When the participants did not get any sleep, their scans showed a shutdown of a brain region called the medial prefrontal cortex, which normally helps keep our anxiety in check, while the brain's deeper emotional centers were overactive, the researchers said.
"Without sleep, it's almost as if the brain is too heavy on the emotional accelerator pedal, without enough brake," Walker said.
The results revealed that the participants who had a full night of sleep had significantly reduced anxiety levels, especially for those who experienced more slow-wave NREM sleep.
"Deep sleep had restored the brain's prefrontal mechanism that regulates our emotions, lowering emotional and physiological reactivity and preventing the escalation of anxiety," Simon said.
The researchers replicated the results in a study of another 30 participants, showing that those who got more nighttime deep sleep experienced the lowest levels of anxiety the next day.
Simon and his team also conducted an online study tracking how the sleep and anxiety levels changed for four consecutive days in 280 people of different ages.
The results revealed that the amount and quality of sleep from one night to the next predicted the anxiety levels they would feel the next day.
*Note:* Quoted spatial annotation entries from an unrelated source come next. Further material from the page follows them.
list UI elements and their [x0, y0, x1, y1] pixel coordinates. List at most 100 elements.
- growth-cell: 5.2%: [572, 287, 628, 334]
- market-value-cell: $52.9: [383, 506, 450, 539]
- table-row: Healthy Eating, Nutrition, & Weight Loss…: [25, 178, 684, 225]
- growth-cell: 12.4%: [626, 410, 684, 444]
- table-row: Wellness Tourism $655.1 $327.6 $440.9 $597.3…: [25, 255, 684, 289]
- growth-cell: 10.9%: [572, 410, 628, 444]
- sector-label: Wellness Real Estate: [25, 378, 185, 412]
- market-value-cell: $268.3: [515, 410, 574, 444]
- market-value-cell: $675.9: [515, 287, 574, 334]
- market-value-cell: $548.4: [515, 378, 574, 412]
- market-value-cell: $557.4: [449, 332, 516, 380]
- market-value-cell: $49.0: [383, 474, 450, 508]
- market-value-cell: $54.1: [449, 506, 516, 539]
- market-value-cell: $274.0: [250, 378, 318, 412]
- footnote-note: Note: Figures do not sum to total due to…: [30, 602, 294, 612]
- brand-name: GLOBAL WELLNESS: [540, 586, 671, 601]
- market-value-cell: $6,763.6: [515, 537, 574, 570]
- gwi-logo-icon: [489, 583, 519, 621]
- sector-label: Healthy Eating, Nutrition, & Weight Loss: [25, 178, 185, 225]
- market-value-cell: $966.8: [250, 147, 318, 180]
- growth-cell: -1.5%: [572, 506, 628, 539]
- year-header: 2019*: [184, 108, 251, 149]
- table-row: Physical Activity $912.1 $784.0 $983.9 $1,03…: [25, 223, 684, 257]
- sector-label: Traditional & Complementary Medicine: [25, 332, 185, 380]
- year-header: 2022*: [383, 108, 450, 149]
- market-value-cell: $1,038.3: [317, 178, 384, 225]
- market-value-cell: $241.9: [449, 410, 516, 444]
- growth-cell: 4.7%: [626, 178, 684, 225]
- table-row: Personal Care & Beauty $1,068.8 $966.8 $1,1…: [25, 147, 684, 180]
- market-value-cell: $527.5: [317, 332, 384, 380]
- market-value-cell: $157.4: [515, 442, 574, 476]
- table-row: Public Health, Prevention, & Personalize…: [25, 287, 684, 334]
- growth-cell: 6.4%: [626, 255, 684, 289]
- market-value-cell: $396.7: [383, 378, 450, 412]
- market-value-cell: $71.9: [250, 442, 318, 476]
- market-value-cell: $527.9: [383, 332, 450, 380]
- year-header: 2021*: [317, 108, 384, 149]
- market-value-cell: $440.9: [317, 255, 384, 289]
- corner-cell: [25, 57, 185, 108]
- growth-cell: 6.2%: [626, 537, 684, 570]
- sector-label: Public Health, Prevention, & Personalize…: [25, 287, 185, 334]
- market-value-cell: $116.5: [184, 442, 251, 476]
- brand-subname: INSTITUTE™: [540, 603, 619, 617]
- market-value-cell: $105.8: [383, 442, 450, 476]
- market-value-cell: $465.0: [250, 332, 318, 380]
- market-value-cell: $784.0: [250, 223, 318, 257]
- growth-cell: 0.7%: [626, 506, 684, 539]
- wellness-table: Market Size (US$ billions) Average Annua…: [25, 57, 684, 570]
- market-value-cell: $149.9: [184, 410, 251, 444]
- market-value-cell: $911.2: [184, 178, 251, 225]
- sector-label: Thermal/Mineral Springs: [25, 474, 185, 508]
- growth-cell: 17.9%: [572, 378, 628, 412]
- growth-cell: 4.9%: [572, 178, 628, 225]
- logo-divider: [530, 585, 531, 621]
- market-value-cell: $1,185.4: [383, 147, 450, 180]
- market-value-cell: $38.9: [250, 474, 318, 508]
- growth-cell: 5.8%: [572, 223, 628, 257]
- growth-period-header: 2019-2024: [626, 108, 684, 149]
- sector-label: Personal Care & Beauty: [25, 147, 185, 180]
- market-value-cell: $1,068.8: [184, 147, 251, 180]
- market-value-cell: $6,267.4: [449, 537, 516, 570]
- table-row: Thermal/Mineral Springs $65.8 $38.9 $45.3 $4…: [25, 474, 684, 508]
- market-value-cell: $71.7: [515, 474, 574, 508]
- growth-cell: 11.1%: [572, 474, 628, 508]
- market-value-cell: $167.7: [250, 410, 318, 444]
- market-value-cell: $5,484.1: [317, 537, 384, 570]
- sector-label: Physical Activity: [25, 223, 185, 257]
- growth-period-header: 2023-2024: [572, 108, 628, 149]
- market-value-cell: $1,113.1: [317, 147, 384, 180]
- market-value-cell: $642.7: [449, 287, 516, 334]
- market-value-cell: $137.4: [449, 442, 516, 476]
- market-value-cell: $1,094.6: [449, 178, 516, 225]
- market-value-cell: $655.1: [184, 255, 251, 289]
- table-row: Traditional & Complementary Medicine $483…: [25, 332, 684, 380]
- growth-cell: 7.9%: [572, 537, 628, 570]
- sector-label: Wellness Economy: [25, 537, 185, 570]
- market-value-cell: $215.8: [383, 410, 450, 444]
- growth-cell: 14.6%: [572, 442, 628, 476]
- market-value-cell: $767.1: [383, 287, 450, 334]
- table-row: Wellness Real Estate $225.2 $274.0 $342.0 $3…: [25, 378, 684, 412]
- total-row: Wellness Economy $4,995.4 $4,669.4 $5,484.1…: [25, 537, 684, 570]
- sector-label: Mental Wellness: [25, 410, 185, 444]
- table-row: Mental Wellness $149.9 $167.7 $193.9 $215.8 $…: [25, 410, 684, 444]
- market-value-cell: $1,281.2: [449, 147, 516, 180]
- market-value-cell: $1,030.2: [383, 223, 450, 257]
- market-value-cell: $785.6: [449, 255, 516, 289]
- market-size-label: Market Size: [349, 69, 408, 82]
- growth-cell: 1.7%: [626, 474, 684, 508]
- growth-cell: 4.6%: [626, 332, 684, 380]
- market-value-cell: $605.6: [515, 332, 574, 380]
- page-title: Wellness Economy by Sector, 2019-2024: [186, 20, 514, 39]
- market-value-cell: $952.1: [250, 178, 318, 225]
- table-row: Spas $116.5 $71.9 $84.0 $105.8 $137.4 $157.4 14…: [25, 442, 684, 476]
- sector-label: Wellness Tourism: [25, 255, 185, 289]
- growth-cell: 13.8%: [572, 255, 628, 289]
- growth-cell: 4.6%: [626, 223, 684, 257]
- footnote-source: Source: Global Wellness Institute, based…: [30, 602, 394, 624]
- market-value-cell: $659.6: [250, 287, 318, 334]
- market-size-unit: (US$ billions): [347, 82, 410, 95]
The researchers said that even subtle nightly changes in sleep affected the participants' anxiety levels.
"People with anxiety disorders routinely report having disturbed sleep, but rarely is sleep improvement considered as a clinical recommendation for lowering anxiety," Simon said.
The study, the researchers said, not only establishes a causal connection between sleep and anxiety, but also identifies the kind of deep sleep needed to calm an overanxious brain.